Türkiye Gençlik STK’ları Platformu’nca, “Genç Türkiye Forumu 8 – Gençlerin inanç ve dindarlık algısı” temalı forum gerçekleştirildi. Foruma, Diyanet İşleri Başkanı Ali Erbaş, İlim Yayma Vakfı Mütevelli Heyeti Başkanı Bilal Erdoğan, Memur-Sen Genel Başkanı Ali Yalçın, Türkiye Gençlik STK’ları Platformu Yönetim Kurulu Başkanı Ali Haydar Ustaosmanoğlu ve davetli gençler katıldı. Program sonrası açıklamalarda bulunan Bilal Erdoğan, programda, 13 ilden 300 gencin katılımıyla gençlerin inanç ve din algısı üzerine konuştuklarını söyledi.
“UMRE VE KUDÜS ZİYARETİ HEDİYE EDİLDİ”
Konuların gençlerle geniş bir şekilde ele alındığını ifade eden Bilal Erdoğan, “Güzel istifadeli bir oturum oldu.
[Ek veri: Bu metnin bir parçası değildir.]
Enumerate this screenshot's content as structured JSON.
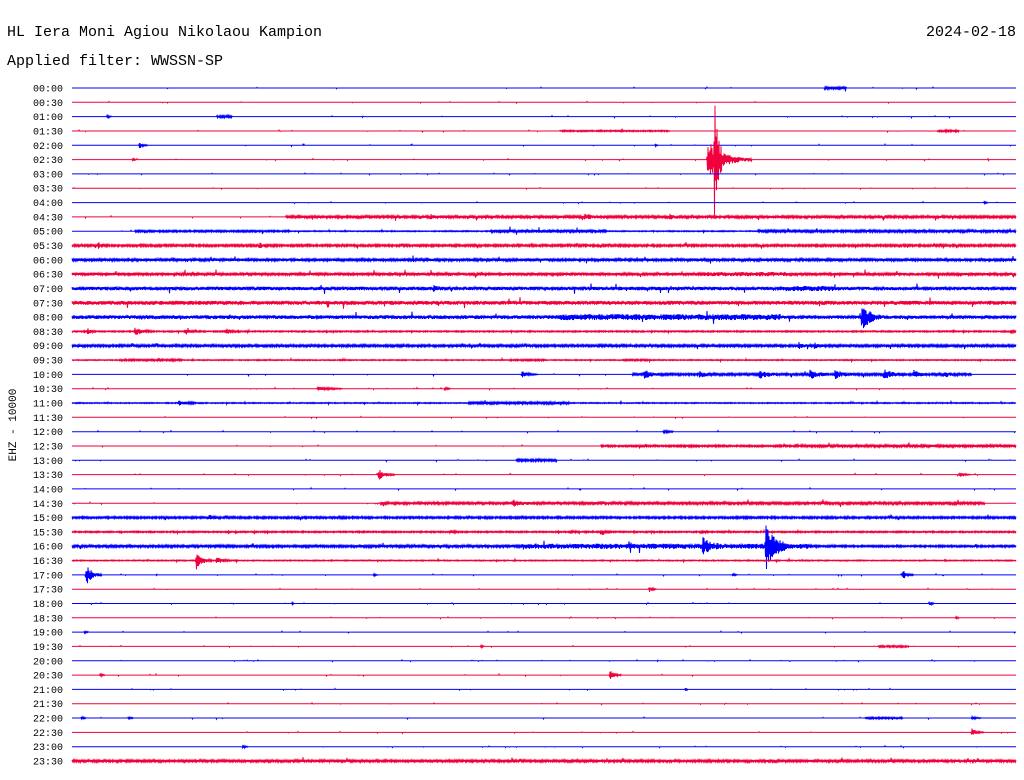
{
  "chart_data": {
    "type": "line",
    "title": "HL Iera Moni Agiou Nikolaou Kampion",
    "date": "2024-02-18",
    "subtitle": "Applied filter: WWSSN-SP",
    "ylabel": "EHZ - 10000",
    "xlim": [
      0,
      30
    ],
    "colors": [
      "#0000ff",
      "#f0003c"
    ],
    "rows": [
      {
        "label": "00:00",
        "noise": [
          {
            "from": 0,
            "to": 30,
            "amp": 250
          },
          {
            "from": 23.9,
            "to": 24.6,
            "amp": 900
          }
        ],
        "events": []
      },
      {
        "label": "00:30",
        "noise": [
          {
            "from": 0,
            "to": 30,
            "amp": 200
          }
        ],
        "events": []
      },
      {
        "label": "01:00",
        "noise": [
          {
            "from": 0,
            "to": 30,
            "amp": 250
          },
          {
            "from": 4.6,
            "to": 5.1,
            "amp": 800
          }
        ],
        "events": [
          {
            "t": 1.12,
            "dur": 0.15,
            "amp": 1100
          }
        ]
      },
      {
        "label": "01:30",
        "noise": [
          {
            "from": 0,
            "to": 30,
            "amp": 250
          },
          {
            "from": 15.5,
            "to": 19.0,
            "amp": 500
          },
          {
            "from": 27.5,
            "to": 28.2,
            "amp": 700
          }
        ],
        "events": []
      },
      {
        "label": "02:00",
        "noise": [
          {
            "from": 0,
            "to": 30,
            "amp": 250
          }
        ],
        "events": [
          {
            "t": 2.15,
            "dur": 0.25,
            "amp": 2600
          },
          {
            "t": 18.55,
            "dur": 0.12,
            "amp": 900
          }
        ]
      },
      {
        "label": "02:30",
        "noise": [
          {
            "from": 0,
            "to": 30,
            "amp": 250
          }
        ],
        "events": [
          {
            "t": 1.94,
            "dur": 0.1,
            "amp": 1200
          },
          {
            "t": 20.2,
            "dur": 1.4,
            "amp": 14000
          },
          {
            "t": 20.42,
            "dur": 0.25,
            "amp": 42000
          }
        ]
      },
      {
        "label": "03:00",
        "noise": [
          {
            "from": 0,
            "to": 30,
            "amp": 200
          }
        ],
        "events": []
      },
      {
        "label": "03:30",
        "noise": [
          {
            "from": 0,
            "to": 30,
            "amp": 200
          }
        ],
        "events": []
      },
      {
        "label": "04:00",
        "noise": [
          {
            "from": 0,
            "to": 30,
            "amp": 200
          }
        ],
        "events": [
          {
            "t": 29.0,
            "dur": 0.15,
            "amp": 1200
          }
        ]
      },
      {
        "label": "04:30",
        "noise": [
          {
            "from": 0,
            "to": 6.8,
            "amp": 250
          },
          {
            "from": 6.8,
            "to": 30,
            "amp": 850
          }
        ],
        "events": [
          {
            "t": 11.4,
            "dur": 0.5,
            "amp": 1300
          },
          {
            "t": 16.3,
            "dur": 0.6,
            "amp": 1800
          },
          {
            "t": 19.0,
            "dur": 0.5,
            "amp": 1500
          }
        ]
      },
      {
        "label": "05:00",
        "noise": [
          {
            "from": 0,
            "to": 2,
            "amp": 250
          },
          {
            "from": 2,
            "to": 6.9,
            "amp": 650
          },
          {
            "from": 6.9,
            "to": 13.3,
            "amp": 350
          },
          {
            "from": 13.3,
            "to": 17.0,
            "amp": 1000
          },
          {
            "from": 17.0,
            "to": 21.8,
            "amp": 350
          },
          {
            "from": 21.8,
            "to": 30,
            "amp": 850
          }
        ],
        "events": []
      },
      {
        "label": "05:30",
        "noise": [
          {
            "from": 0,
            "to": 30,
            "amp": 750
          }
        ],
        "events": [
          {
            "t": 0.83,
            "dur": 0.3,
            "amp": 2000
          },
          {
            "t": 5.97,
            "dur": 0.3,
            "amp": 1800
          }
        ]
      },
      {
        "label": "06:00",
        "noise": [
          {
            "from": 0,
            "to": 30,
            "amp": 950
          }
        ],
        "events": []
      },
      {
        "label": "06:30",
        "noise": [
          {
            "from": 0,
            "to": 30,
            "amp": 1000
          },
          {
            "from": 20.0,
            "to": 22.8,
            "amp": 1500
          }
        ],
        "events": []
      },
      {
        "label": "07:00",
        "noise": [
          {
            "from": 0,
            "to": 30,
            "amp": 1200
          },
          {
            "from": 22.5,
            "to": 24.2,
            "amp": 1800
          }
        ],
        "events": [
          {
            "t": 11.5,
            "dur": 0.3,
            "amp": 2000
          }
        ]
      },
      {
        "label": "07:30",
        "noise": [
          {
            "from": 0,
            "to": 30,
            "amp": 1400
          }
        ],
        "events": []
      },
      {
        "label": "08:00",
        "noise": [
          {
            "from": 0,
            "to": 15.5,
            "amp": 1300
          },
          {
            "from": 15.5,
            "to": 22.5,
            "amp": 2100
          },
          {
            "from": 22.5,
            "to": 30,
            "amp": 1200
          }
        ],
        "events": [
          {
            "t": 25.1,
            "dur": 0.6,
            "amp": 10500
          }
        ]
      },
      {
        "label": "08:30",
        "noise": [
          {
            "from": 0,
            "to": 30,
            "amp": 450
          }
        ],
        "events": [
          {
            "t": 0.5,
            "dur": 0.3,
            "amp": 2200
          },
          {
            "t": 2.0,
            "dur": 0.6,
            "amp": 2800
          },
          {
            "t": 3.6,
            "dur": 0.4,
            "amp": 2600
          },
          {
            "t": 4.9,
            "dur": 0.4,
            "amp": 1800
          },
          {
            "t": 29.85,
            "dur": 0.15,
            "amp": 1600
          }
        ]
      },
      {
        "label": "09:00",
        "noise": [
          {
            "from": 0,
            "to": 30,
            "amp": 800
          }
        ],
        "events": [
          {
            "t": 23.1,
            "dur": 0.4,
            "amp": 1800
          },
          {
            "t": 23.6,
            "dur": 0.3,
            "amp": 1600
          }
        ]
      },
      {
        "label": "09:30",
        "noise": [
          {
            "from": 0,
            "to": 30,
            "amp": 350
          },
          {
            "from": 1.5,
            "to": 3.5,
            "amp": 650
          },
          {
            "from": 13.9,
            "to": 15.0,
            "amp": 600
          },
          {
            "from": 17.5,
            "to": 18.3,
            "amp": 600
          }
        ],
        "events": []
      },
      {
        "label": "10:00",
        "noise": [
          {
            "from": 0,
            "to": 30,
            "amp": 300
          },
          {
            "from": 17.8,
            "to": 28.6,
            "amp": 800
          }
        ],
        "events": [
          {
            "t": 14.3,
            "dur": 0.5,
            "amp": 2100
          },
          {
            "t": 18.2,
            "dur": 0.5,
            "amp": 3000
          },
          {
            "t": 19.95,
            "dur": 0.5,
            "amp": 2000
          },
          {
            "t": 21.85,
            "dur": 0.7,
            "amp": 3000
          },
          {
            "t": 23.45,
            "dur": 0.6,
            "amp": 3200
          },
          {
            "t": 24.25,
            "dur": 0.6,
            "amp": 3000
          },
          {
            "t": 25.8,
            "dur": 0.7,
            "amp": 3200
          },
          {
            "t": 26.75,
            "dur": 0.5,
            "amp": 2500
          },
          {
            "t": 27.7,
            "dur": 0.5,
            "amp": 2200
          }
        ]
      },
      {
        "label": "10:30",
        "noise": [
          {
            "from": 0,
            "to": 30,
            "amp": 250
          }
        ],
        "events": [
          {
            "t": 7.8,
            "dur": 0.9,
            "amp": 1400
          },
          {
            "t": 11.85,
            "dur": 0.2,
            "amp": 1300
          }
        ]
      },
      {
        "label": "11:00",
        "noise": [
          {
            "from": 0,
            "to": 30,
            "amp": 350
          },
          {
            "from": 12.6,
            "to": 15.8,
            "amp": 850
          }
        ],
        "events": [
          {
            "t": 3.4,
            "dur": 0.8,
            "amp": 1500
          }
        ]
      },
      {
        "label": "11:30",
        "noise": [
          {
            "from": 0,
            "to": 30,
            "amp": 200
          }
        ],
        "events": []
      },
      {
        "label": "12:00",
        "noise": [
          {
            "from": 0,
            "to": 30,
            "amp": 250
          }
        ],
        "events": [
          {
            "t": 18.8,
            "dur": 0.4,
            "amp": 1000
          }
        ]
      },
      {
        "label": "12:30",
        "noise": [
          {
            "from": 0,
            "to": 16.8,
            "amp": 250
          },
          {
            "from": 16.8,
            "to": 23.0,
            "amp": 650
          },
          {
            "from": 23.0,
            "to": 30,
            "amp": 950
          }
        ],
        "events": []
      },
      {
        "label": "13:00",
        "noise": [
          {
            "from": 0,
            "to": 30,
            "amp": 250
          },
          {
            "from": 14.1,
            "to": 15.4,
            "amp": 800
          }
        ],
        "events": []
      },
      {
        "label": "13:30",
        "noise": [
          {
            "from": 0,
            "to": 30,
            "amp": 250
          }
        ],
        "events": [
          {
            "t": 9.75,
            "dur": 0.5,
            "amp": 3800
          },
          {
            "t": 28.2,
            "dur": 0.4,
            "amp": 1500
          }
        ]
      },
      {
        "label": "14:00",
        "noise": [
          {
            "from": 0,
            "to": 30,
            "amp": 250
          }
        ],
        "events": []
      },
      {
        "label": "14:30",
        "noise": [
          {
            "from": 0,
            "to": 9.8,
            "amp": 250
          },
          {
            "from": 9.8,
            "to": 29.0,
            "amp": 850
          }
        ],
        "events": [
          {
            "t": 14.0,
            "dur": 0.7,
            "amp": 2000
          }
        ]
      },
      {
        "label": "15:00",
        "noise": [
          {
            "from": 0,
            "to": 30,
            "amp": 700
          }
        ],
        "events": [
          {
            "t": 4.35,
            "dur": 0.4,
            "amp": 1500
          }
        ]
      },
      {
        "label": "15:30",
        "noise": [
          {
            "from": 0,
            "to": 30,
            "amp": 500
          }
        ],
        "events": [
          {
            "t": 12.0,
            "dur": 0.3,
            "amp": 1300
          },
          {
            "t": 15.8,
            "dur": 0.3,
            "amp": 1500
          },
          {
            "t": 16.8,
            "dur": 0.4,
            "amp": 1400
          },
          {
            "t": 20.0,
            "dur": 0.3,
            "amp": 1200
          }
        ]
      },
      {
        "label": "16:00",
        "noise": [
          {
            "from": 0,
            "to": 14.3,
            "amp": 850
          },
          {
            "from": 14.3,
            "to": 23.5,
            "amp": 1800
          },
          {
            "from": 23.5,
            "to": 30,
            "amp": 650
          }
        ],
        "events": [
          {
            "t": 20.05,
            "dur": 0.5,
            "amp": 5600
          },
          {
            "t": 22.05,
            "dur": 0.7,
            "amp": 16000
          }
        ]
      },
      {
        "label": "16:30",
        "noise": [
          {
            "from": 0,
            "to": 30,
            "amp": 350
          }
        ],
        "events": [
          {
            "t": 3.95,
            "dur": 0.5,
            "amp": 6300
          },
          {
            "t": 4.6,
            "dur": 0.5,
            "amp": 2600
          }
        ]
      },
      {
        "label": "17:00",
        "noise": [
          {
            "from": 0,
            "to": 30,
            "amp": 250
          }
        ],
        "events": [
          {
            "t": 0.45,
            "dur": 0.5,
            "amp": 7700
          },
          {
            "t": 9.6,
            "dur": 0.15,
            "amp": 900
          },
          {
            "t": 21.0,
            "dur": 0.2,
            "amp": 900
          },
          {
            "t": 26.4,
            "dur": 0.35,
            "amp": 3500
          }
        ]
      },
      {
        "label": "17:30",
        "noise": [
          {
            "from": 0,
            "to": 30,
            "amp": 200
          }
        ],
        "events": [
          {
            "t": 18.35,
            "dur": 0.25,
            "amp": 2000
          }
        ]
      },
      {
        "label": "18:00",
        "noise": [
          {
            "from": 0,
            "to": 30,
            "amp": 200
          }
        ],
        "events": [
          {
            "t": 7.0,
            "dur": 0.1,
            "amp": 900
          },
          {
            "t": 27.25,
            "dur": 0.2,
            "amp": 1500
          }
        ]
      },
      {
        "label": "18:30",
        "noise": [
          {
            "from": 0,
            "to": 30,
            "amp": 200
          }
        ],
        "events": [
          {
            "t": 28.1,
            "dur": 0.15,
            "amp": 900
          }
        ]
      },
      {
        "label": "19:00",
        "noise": [
          {
            "from": 0,
            "to": 30,
            "amp": 200
          }
        ],
        "events": [
          {
            "t": 0.4,
            "dur": 0.2,
            "amp": 900
          }
        ]
      },
      {
        "label": "19:30",
        "noise": [
          {
            "from": 0,
            "to": 30,
            "amp": 200
          },
          {
            "from": 25.6,
            "to": 26.6,
            "amp": 600
          }
        ],
        "events": [
          {
            "t": 13.0,
            "dur": 0.2,
            "amp": 700
          }
        ]
      },
      {
        "label": "20:00",
        "noise": [
          {
            "from": 0,
            "to": 30,
            "amp": 200
          }
        ],
        "events": []
      },
      {
        "label": "20:30",
        "noise": [
          {
            "from": 0,
            "to": 30,
            "amp": 250
          }
        ],
        "events": [
          {
            "t": 0.9,
            "dur": 0.2,
            "amp": 900
          },
          {
            "t": 17.1,
            "dur": 0.35,
            "amp": 3500
          }
        ]
      },
      {
        "label": "21:00",
        "noise": [
          {
            "from": 0,
            "to": 30,
            "amp": 200
          }
        ],
        "events": [
          {
            "t": 19.5,
            "dur": 0.1,
            "amp": 1200
          }
        ]
      },
      {
        "label": "21:30",
        "noise": [
          {
            "from": 0,
            "to": 30,
            "amp": 200
          }
        ],
        "events": []
      },
      {
        "label": "22:00",
        "noise": [
          {
            "from": 0,
            "to": 30,
            "amp": 250
          },
          {
            "from": 25.2,
            "to": 26.4,
            "amp": 600
          }
        ],
        "events": [
          {
            "t": 0.3,
            "dur": 0.2,
            "amp": 900
          },
          {
            "t": 1.8,
            "dur": 0.2,
            "amp": 800
          },
          {
            "t": 28.6,
            "dur": 0.4,
            "amp": 900
          }
        ]
      },
      {
        "label": "22:30",
        "noise": [
          {
            "from": 0,
            "to": 30,
            "amp": 200
          }
        ],
        "events": [
          {
            "t": 28.6,
            "dur": 0.4,
            "amp": 2600
          }
        ]
      },
      {
        "label": "23:00",
        "noise": [
          {
            "from": 0,
            "to": 30,
            "amp": 200
          }
        ],
        "events": [
          {
            "t": 5.43,
            "dur": 0.2,
            "amp": 1500
          }
        ]
      },
      {
        "label": "23:30",
        "noise": [
          {
            "from": 0,
            "to": 30,
            "amp": 850
          }
        ],
        "events": []
      }
    ]
  }
}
Aynı zamanda Diyanet İşleri Başkanımızın öncülüğünde birçok katılımcı gencimize Umre ve Kudüs ziyareti hediye edildi. İnşallah bu tür konuların derinlemesine konuşulduğu, sadece yüzeysel sosyal medya bilgileri, sloganlarla değil, oturulup etraflı bir şekilde değerlendirildiği çalışmalar artarak devam eder.” dedi.
“TABLO ABARTILDIĞI GİBİ DEĞİL”
Bir gazetecinin, “Gençlerin inanç ve dindarlıktan uzaklaştığı ifade ediliyor. Siz, bu sava katılıyor musunuz?” sorusu üzerine Bilal Erdoğan, şöyle konuştu:
“Ben, bu sava katılmıyorum. Çünkü bu tür çalışmaların geçmişle kıyaslanarak yapıldığı zaman bir anlamı var. Eğer bu tür şeylerin arttığını veya gençlerin dinden uzaklaştığını söyleyeceksek, bunun 5’er yıllık aralıklarla yapılan bir bilgi seti eşliğinde değerlendirilmesi lazım. Ama gençlik her zamanki gençlik, arayışları, tutkuları, itirazları, muhalefeti olan gençlik. Dolayısıyla bu tür sorgulamaları gençlik döneminde yapan gençlerimizin inançla ilgili arayışı da var, hayatla, varoluşla ilgili sorgulamaları da var. Ama bunları zamanla oturan, demlenen ve gençlerin yeniden bu toprakları bize vatan yapan değerlerle barıştığı bir düzleme doğru evrilen bir süreç olarak görüyorum. Onun için bu zamanın kendine has akımları, furyaları, trendleri var. 10, 20, 50 yıl öncesinin kendine has trendleri akımları var. Bunlardan en önce gençlerin etkilendiğini biliyoruz. İletişim çağı dediğimiz bu çağda dünyadaki egemen akımlardan da gençlerimizin çok etkilendiğini biliyoruz. Dolayısıyla bugün bunları da bunların etkisini de konuştuk. Yaptığımız araştırmalarda bugünkü tablo da abartıldığı gibi değil, normalinde ilerleyen belki bir tablo olduğunu ama bunun üzerinde çalışılması, daha derinlemesine okumalar yapılması gerektiğini konuştuk.”